Psalm 46:10 Be still and know that I am God. (NIV)

The Evangelical Missionary Church of Canada’s past President, Phil Delsaut, often began his prayers with the phrase, “Lord you hear our prayers, not because they are eloquence of speech, but because you love us.” It always reminded me that our prayers were not about the words we speak but about the expressions of our hearts. I’m not sure about you but I know that my words are very limited in trying to express what is in my heart, both in good times and in bad times.

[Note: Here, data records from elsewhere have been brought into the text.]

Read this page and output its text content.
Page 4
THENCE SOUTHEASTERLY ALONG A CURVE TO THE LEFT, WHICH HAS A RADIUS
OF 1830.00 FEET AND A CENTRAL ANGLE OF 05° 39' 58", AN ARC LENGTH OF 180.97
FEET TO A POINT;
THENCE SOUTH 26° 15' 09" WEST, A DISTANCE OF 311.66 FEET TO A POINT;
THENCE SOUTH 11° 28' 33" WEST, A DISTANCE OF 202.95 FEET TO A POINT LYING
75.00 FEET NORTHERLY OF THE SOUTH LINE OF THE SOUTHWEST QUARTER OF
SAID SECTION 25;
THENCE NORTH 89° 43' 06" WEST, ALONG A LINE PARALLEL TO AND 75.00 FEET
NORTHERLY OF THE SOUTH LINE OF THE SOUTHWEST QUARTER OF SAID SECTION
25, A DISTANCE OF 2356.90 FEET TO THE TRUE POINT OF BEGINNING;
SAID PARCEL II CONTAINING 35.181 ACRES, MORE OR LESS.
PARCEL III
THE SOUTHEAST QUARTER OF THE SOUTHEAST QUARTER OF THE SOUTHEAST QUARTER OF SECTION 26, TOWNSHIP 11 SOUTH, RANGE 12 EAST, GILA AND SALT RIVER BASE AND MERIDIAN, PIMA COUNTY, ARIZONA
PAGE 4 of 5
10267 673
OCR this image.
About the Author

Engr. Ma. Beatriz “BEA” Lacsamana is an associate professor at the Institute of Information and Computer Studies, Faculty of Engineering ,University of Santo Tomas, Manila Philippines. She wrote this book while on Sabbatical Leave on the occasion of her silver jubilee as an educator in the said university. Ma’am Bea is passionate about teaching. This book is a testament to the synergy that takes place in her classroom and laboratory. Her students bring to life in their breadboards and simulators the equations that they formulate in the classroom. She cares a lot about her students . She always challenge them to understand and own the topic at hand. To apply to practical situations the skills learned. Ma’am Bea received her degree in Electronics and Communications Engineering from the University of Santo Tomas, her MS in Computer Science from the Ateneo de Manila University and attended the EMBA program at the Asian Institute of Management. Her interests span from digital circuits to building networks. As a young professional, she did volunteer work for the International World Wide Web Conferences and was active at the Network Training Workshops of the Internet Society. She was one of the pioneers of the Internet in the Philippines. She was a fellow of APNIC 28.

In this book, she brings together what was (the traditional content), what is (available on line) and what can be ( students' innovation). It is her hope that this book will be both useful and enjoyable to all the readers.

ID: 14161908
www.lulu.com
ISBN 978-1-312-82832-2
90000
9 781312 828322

When we talk of silent prayer or quiet prayer, we still think of using words but just saying them in our heads and not speaking them out loud. Jesus warns us about using too many words and just babbling (Matthew 6:7). Have you ever thought of not using words and letting the meditation of your hearts speak to God?

Being still, without using words, can help us reflect on the majesty, power, beauty, love, and other characteristics of God. The command to “be still” in Psalm 46 has the concept of pursuing the knowledge and the heart of God, and not an emptying of the mind to find inner peace. The words “be still” in verse 10 are immediately followed by the instruction to know God. Prayer helps us grow in our knowledge of God and knowing the heart of God is what enables us to be still in his presence. Psalm 46 indicates, God is both power­ful and kind. How can we help but “be still” in the presence of such a magnificent, loving God?

Practice being silent in God’s presence. Quiet reflection intensifies prayer as the mind is filled with thoughts of God. Allow your heart to meditate on the beauty, the power, the glory of almighty God, who lovingly comes to us as our heavenly Father.

Lord, thank you for enabling me to be still in your presence. You are my strength, and I trust in you. In Jesus’ name, Amen.